Three Times

(Zui hao de shiguang). Three different time periods, two lead roles, one eternal love. A Proust novel set to the intricate rhythms and becalmed beauty of director Hou Hsiao-hsien's color-coded aesthetic, his newest film moves across the history of Taiwan-and the arc of the director's career-to explore the memory of love in the best and worst of times. It's "A Time for Love" when Three Times opens in a 1960s pool hall, where The Platters are on the jukebox, the glamorous Shu Qi sports tight lime-colored pants, a cool Chang Chen blows smoke in the air, and a dark red ball rolls down a forest-green pool table. "A Time for Freedom" travels backwards to 1911, the year China gained independence.

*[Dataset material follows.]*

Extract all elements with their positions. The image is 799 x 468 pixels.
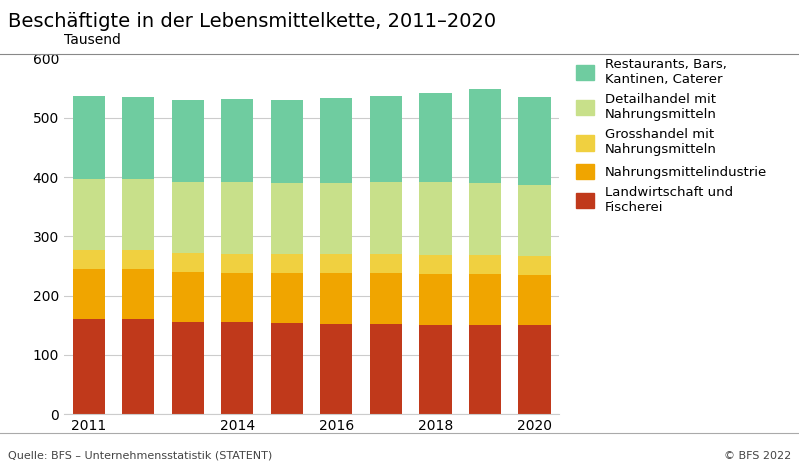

Shu is a teahouse courtesan in love with Chang, a regular customer ready to join the revolution. Possessing the rosewood-colored, candlelit setting of Hou's Flowers of Shanghai (SFIFF 1999), this second episode is designed as a silent film (a decision engendered by the actors' struggles with classic Mandarin), complete with intertitles and accompanying music. Set in modern-day Taipei in the neon realm of Hou's Millenium Mambo (SFIFF 2002), the final segment, "A Time for Youth," follows Shu as a disheveled singer balancing the loves of a woman and a man (Chang). Aided by the star wattage of his two leads, Hou brings these disparate times to life through an assortment of filming aesthetics (most culled from moments in his own career) and pays tribute to the resilience of Taiwan and the lovers that exist within its borders.